We kunnen ons dus met recht en reden afvragen waarom de ECB niet proactiever optreedt. Nu Duitsland in het derde kwartaal op een technische recessie lijkt af te stevenen en in Frankrijk de maatregelen uit de ontwerpbegroting voor 2025 van de regering-Barnier de groeivooruitzichten een stevige knauw zullen geven, lijdt het geen twijfel dat de groei in de eurozone een duwtje in de rug kan gebruiken. Bovendien wordt het monetaire beleid momenteel overal ter wereld versoepeld en is het risico op waardeverlies voor de euro dus behoorlijk klein. Opmerkelijk is ook dat als de Amerikaanse Federal Reserve (de Fed) begin november tot een renteverlaging met 25 bp besluit, zij de rente evenveel verlaagd zal hebben als de ECB (in totaal 75 bp). De Amerikaanse economie groeit in 2024 wellicht met meer dan 2,5% en in 2025 met om en bij de 2% – tenzij de werkgelegenheid sterker vertraagt – terwijl de eurozone dit jaar waarschijnlijk blijft steken op 0,7% en volgend jaar met moeite op 1% zal uitkomen.

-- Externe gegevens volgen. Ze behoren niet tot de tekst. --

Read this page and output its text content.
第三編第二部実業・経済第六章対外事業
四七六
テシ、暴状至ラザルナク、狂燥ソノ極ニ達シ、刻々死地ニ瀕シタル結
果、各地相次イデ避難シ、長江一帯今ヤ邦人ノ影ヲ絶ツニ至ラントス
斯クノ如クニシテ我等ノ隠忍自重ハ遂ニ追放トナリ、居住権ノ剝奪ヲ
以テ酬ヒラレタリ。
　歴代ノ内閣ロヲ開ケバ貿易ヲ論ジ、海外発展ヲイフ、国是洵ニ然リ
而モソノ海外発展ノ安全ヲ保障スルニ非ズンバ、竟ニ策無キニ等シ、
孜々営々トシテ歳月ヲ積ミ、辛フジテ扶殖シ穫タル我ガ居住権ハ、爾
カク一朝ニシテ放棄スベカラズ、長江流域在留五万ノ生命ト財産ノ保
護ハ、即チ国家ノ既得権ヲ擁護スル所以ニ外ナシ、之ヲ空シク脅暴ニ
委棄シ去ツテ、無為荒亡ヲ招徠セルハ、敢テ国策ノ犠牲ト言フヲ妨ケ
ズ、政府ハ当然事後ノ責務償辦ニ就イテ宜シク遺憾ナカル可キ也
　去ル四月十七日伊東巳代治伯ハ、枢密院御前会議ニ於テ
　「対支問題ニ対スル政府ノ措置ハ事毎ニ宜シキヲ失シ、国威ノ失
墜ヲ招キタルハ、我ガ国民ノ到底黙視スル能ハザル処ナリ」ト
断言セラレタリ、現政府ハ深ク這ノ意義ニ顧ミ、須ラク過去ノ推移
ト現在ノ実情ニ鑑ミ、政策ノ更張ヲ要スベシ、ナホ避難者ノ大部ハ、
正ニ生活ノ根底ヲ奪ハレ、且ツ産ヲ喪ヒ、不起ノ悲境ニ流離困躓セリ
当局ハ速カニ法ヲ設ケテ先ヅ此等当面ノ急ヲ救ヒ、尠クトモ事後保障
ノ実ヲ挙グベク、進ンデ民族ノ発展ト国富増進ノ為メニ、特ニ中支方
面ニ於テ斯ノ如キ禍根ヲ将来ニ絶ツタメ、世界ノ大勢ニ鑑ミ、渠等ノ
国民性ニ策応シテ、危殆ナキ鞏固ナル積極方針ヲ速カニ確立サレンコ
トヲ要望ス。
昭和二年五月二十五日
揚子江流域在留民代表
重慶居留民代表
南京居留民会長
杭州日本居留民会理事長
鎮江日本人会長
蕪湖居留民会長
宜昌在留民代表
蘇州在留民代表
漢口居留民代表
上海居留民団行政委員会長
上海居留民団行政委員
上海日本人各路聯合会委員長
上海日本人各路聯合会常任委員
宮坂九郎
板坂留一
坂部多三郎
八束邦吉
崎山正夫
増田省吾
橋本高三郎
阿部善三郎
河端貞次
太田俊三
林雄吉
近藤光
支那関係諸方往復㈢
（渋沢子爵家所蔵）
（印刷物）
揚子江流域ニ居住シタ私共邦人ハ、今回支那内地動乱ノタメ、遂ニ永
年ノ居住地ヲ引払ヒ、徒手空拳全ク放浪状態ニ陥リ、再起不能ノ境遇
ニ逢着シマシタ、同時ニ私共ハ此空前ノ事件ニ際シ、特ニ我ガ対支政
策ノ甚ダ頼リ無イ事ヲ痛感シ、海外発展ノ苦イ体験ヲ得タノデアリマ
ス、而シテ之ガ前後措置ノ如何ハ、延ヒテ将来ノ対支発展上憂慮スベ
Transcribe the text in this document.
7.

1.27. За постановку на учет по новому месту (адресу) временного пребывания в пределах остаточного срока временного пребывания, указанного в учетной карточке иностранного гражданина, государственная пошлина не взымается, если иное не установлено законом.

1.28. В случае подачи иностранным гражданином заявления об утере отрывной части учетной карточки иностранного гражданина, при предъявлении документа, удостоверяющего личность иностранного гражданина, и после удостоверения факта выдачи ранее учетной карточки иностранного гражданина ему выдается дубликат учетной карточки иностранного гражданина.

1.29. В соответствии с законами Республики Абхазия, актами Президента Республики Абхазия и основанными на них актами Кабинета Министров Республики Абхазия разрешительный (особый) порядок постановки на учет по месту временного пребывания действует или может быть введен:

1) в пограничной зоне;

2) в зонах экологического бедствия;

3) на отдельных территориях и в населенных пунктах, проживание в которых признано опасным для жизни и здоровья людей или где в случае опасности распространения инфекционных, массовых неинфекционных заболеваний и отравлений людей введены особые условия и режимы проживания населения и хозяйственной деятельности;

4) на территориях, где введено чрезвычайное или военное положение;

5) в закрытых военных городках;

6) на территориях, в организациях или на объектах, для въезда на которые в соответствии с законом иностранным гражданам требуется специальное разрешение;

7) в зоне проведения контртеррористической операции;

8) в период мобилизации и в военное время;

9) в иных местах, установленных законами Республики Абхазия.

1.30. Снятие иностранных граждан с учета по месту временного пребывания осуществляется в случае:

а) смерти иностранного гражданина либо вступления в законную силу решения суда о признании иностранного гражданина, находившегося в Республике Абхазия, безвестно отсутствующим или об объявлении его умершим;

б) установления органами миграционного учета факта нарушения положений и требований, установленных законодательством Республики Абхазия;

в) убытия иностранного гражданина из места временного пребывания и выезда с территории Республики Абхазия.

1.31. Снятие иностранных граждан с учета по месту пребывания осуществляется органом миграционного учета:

Nu heeft de ECB natuurlijk, in tegenstelling tot de Fed of andere centrale banken, niet nadrukkelijk de opdracht om de groei of de werkgelegenheid te ondersteunen. Er wordt van haar echter wel verwacht dat zij – zonder de prijsstabiliteit in het gedrang te brengen – bijdraagt aan de doelstellingen van de muntunie, waaronder de groei. Christine Lagarde heeft bovendien zelf handig opgemerkt dat de verslechterende groeivooruitzichten de inflatie verder kunnen drukken. Die zou daardoor met andere woorden te sterk kunnen afnemen, waarna een ingreep van de ECB gerechtvaardigd zou zijn. De ECB heeft dus in wezen alle kaarten in handen om nu al een versnelling hoger te schakelen in haar verruiming van het monetaire beleid. Dat de centrale bank dat niet doet, kan alleen betekenen dat zij in haar strijd tegen de inflatie té voorzichtig is, of – waarschijnlijker – er niet in slaagt de meest orthodoxe leden van de raad van bestuur daarvan te overtuigen. De geschiedenis bevat echter leerrijke lessen voor degenen die zich te terughoudend opstellen. Zo heeft de eurozone een hoge prijs betaald voor het getalm, de fouten en de gebrekkige afstemming van het monetaire beleid tussen 2008 en 2011, een periode die uitmondde in een ‘verloren decennium’: het bbp steeg van 2010 tot 2019 met slechts 13%, terwijl de Verenigde Staten er 26% op vooruitgingen. De ECB zou er goed aan doen zich die periode te herinneren, want zoals de beroemde, soms aan Seneca toegeschreven zegswijze luidt: “Errare humanum est, perseverare diabolicum1.

1 “Fouten maken is menselijk, maar volharden [in die fouten] is des duivels”.